Pied au plancher, quelqu’un tentait de la réanimer.

« Et un siphonnage express de bibi, un ! lança Archie de quelque part. Tu vas voir, mon pote, ta bagnole repartira comme sur des roulettes. Il suffit juste de décrasser un coup, rien de bien sorcier. On va même se faire un road trip, toi et moi. Au bout du monde, je te le dis ! »

Je restai dans les vapes, incapable de me situer dans un quelconque espace-temps. Une odeur nocive de cigarette m’envahissait. La fumée rongeait mes poumons, les brûlant de l’intérieur.

Les échos de ma dispute avec Hélène refirent surface à ce moment précis. Ils cognaient sans relâche l’intérieur de mon crâne.

« … tu as arrêté, toi ? …C’est débile... Lâche-moi ! …Ne dis rien à Pépé… »

Pépé…

Enfin, je l’avais revu, comme je l’avais souhaité. Après tant d’années d’absence, je l’avais serré dans mes bras comme jamais auparavant. Pourtant, je n’avais pas réussi à lui parler. À lui poser cette question qui me brûlait les lèvres. À la fois émerveillé et tétanisé par sa prestance, tout autant que par l’aspect pure-ment imaginaire de la situation, je m’étais tu face à lui, l’observant avec attention comme un écolier face à un professeur.

« Hey, p’tit gars… T’as pas fini de dormir, ouais ? se plaignit Archie.

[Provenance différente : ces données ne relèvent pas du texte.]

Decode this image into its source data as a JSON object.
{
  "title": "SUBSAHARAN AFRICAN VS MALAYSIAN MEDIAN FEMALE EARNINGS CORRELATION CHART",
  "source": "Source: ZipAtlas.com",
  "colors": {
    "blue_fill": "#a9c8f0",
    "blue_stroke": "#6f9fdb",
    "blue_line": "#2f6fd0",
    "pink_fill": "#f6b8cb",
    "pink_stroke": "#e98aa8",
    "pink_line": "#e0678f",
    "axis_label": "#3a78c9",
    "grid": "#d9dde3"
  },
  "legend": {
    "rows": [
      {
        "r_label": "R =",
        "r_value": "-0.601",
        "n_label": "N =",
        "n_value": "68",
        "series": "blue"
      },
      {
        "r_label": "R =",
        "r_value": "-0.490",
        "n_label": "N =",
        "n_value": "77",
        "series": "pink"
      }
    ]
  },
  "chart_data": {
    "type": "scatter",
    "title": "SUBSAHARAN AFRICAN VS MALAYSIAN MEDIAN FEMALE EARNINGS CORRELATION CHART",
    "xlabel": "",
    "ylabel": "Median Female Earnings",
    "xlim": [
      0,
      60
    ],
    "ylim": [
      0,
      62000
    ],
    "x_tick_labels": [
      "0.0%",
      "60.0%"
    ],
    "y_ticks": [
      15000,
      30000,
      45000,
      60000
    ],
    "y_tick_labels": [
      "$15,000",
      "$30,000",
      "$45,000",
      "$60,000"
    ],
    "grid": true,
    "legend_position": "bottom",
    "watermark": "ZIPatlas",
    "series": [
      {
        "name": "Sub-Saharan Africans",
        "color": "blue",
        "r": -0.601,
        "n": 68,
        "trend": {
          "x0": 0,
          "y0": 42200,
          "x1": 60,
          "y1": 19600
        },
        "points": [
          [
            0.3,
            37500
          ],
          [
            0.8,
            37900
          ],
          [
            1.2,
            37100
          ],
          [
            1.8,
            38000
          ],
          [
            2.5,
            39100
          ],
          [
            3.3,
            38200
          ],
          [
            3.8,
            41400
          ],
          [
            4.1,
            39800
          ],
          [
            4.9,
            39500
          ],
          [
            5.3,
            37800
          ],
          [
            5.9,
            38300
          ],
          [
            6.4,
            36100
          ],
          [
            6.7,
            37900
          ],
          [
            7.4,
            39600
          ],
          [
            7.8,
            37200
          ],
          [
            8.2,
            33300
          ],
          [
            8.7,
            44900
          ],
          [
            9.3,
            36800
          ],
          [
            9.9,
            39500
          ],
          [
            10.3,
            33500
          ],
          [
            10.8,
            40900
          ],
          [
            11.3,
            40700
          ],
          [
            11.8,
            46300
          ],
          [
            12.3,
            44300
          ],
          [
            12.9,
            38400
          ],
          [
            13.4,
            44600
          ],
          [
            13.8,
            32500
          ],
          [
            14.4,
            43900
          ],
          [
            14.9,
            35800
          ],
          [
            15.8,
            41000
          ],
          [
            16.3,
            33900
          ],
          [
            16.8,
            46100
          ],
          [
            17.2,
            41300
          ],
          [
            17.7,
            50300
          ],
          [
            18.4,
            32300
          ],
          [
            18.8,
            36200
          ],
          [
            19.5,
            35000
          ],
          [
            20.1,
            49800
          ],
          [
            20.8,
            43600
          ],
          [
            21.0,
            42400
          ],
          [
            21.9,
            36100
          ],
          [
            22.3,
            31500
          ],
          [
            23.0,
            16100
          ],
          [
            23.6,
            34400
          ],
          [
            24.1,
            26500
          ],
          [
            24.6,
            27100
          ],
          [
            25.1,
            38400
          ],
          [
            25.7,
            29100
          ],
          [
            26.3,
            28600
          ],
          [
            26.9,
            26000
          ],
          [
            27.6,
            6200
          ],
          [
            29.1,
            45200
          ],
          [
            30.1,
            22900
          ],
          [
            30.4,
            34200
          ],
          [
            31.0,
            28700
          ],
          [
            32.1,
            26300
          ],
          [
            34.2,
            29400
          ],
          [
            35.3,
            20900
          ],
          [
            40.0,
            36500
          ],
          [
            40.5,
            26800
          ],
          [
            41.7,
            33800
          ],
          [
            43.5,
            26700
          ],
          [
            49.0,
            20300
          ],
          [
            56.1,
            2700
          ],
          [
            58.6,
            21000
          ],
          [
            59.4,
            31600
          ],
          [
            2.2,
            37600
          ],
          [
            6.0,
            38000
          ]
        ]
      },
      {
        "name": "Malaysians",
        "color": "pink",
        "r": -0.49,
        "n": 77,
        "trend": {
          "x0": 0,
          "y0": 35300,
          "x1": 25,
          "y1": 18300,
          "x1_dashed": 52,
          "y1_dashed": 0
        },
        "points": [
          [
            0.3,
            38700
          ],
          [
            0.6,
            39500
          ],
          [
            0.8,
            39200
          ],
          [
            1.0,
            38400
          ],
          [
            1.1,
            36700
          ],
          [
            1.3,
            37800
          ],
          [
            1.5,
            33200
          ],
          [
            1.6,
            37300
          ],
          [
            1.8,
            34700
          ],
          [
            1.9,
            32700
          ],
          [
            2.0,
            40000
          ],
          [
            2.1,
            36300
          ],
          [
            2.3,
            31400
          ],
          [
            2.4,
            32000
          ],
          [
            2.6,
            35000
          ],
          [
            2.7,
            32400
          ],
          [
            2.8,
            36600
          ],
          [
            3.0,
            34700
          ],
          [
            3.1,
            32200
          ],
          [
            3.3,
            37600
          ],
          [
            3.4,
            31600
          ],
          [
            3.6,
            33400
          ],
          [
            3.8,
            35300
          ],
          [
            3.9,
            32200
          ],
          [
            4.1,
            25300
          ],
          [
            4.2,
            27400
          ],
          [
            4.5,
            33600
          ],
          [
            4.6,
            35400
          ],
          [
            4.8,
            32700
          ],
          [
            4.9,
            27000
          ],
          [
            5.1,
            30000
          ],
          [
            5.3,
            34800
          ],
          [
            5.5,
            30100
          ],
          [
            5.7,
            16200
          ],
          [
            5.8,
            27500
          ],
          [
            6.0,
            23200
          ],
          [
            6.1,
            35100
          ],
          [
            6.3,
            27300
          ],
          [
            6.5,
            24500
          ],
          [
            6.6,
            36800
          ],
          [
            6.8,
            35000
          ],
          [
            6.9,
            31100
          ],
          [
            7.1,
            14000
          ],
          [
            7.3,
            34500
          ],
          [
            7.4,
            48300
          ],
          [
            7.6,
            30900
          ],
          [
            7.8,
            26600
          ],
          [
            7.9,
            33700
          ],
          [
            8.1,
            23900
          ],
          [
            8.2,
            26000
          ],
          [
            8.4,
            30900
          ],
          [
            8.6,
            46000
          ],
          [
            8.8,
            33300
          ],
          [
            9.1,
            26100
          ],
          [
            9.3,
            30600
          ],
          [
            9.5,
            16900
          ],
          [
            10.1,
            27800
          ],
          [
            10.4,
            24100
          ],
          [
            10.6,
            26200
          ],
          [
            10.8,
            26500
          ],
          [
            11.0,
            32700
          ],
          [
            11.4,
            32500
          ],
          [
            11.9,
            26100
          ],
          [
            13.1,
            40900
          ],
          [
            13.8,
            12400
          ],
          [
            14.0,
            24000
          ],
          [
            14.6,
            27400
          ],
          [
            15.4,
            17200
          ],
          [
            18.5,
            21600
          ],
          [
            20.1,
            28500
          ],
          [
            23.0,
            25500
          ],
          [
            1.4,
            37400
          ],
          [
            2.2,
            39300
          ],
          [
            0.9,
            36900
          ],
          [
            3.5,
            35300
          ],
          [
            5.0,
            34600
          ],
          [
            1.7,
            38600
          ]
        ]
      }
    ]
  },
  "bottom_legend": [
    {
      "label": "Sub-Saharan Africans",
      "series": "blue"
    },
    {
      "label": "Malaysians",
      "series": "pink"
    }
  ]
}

T'es lourd à la fin ! On a des tonnes de choses à se raconter, toi et moi, non ? »

Dans la brume qui me séparait de la réalité, impossible de prononcer le moindre mot. J’écoutais donc… Je ne possédais pas d'autre alternative.

« Tiens, je t’ai déjà parlé de ma planète d’origine, par hasard ? insista Archie. Tu sais quand même que je ne suis pas né sur Terre, au moins. C'est écrit sur ma tronche, quand tu regardes bien... Là d’où je viens, il fait un froid à geler un ours polaire. Sûr que toi, tu ne survivrais pas deux secondes, là-bas. T’es tellement frileux comme gars. T'aurais fière allure, avec ta trogne congelée sur place ! »

Quelle question voulais-je lui poser, déjà, à mon pépé ? me dis-je. C’était si important…

L’atmosphère pesait sur moi, comprimant mes pensées. Tout paraissait faux, flou. Tout se construisait puis se détruisait. Des images de mes joies et douleurs passées se mélangeaient avant de se dissoudre.

C’est fou comme se rappeler de notre bonheur peut nous rendre triste, pensai-je.

« Et ma femme, je t’en ai causé quand même ? poursuivit Archie. Rassure-moi, je t’ai déjà dit que j’avais des gosses, non ? Sûr ! J’ai pas pu oublier un truc pareil.. J’en ai tellement après tout. Au moins une douzaine, de six femelles différentes. Un vrai casanova, t'imagines même pas ! »

Je me demande comment je vais faire moi, avec mon enfant, quand il entrera dans l’adolescence, réfléchissais-je. Impossible de le contredire, sous peine de déclencher une guerre, et impossible d’abonder en son sens, sans quoi je dérogerais nécessairement à mon rôle de père et prodiguerais de mauvais conseils. Alors, que faire ? Rester silencieux ? En retrait ?

« Mes mômes, c’est les plus beaux du monde. Tout leur père ! s’exclama Archie. Tu les aurais vus, quand ils étaient bébés… de vrais petits trésors, pas plus grands qu’un ongle de pied humain ! Mais bon, c’était il y a longtemps et les appareils photos n’existaient pas à l’époque. Et quand la photographie n'avait pas encore été inventée, t’avais plutôt intérêt à posséder une sacrée mémoire visuelle, sinon, tu perdais toute preuve de la réalité à mesure que tu la vivais. Heureusement, je garde mes souvenirs bien présents dans ma grosse caboche, moi… Tiens, je t’ai expliqué aussi que j’avais sept-cents ans ? »

Je me souviens, maintenant, de la question que je veux poser à pépé. Oui, je le sais. Je dois le revoir, encore.

« C’est pas vrai, t’es encore affalé sur la banquette ? s’étonna Archie. Mais t’as quel âge ? On dirait un bébé qu’a pas fait sa sieste. T’es irrécupérable, comme mec ! »

Son odeur nauséabonde s’éclipsa instanta-nément, remplacée par celle du café, bien plus agréable.

Je me réveillai chez mon pépé, une fois de plus.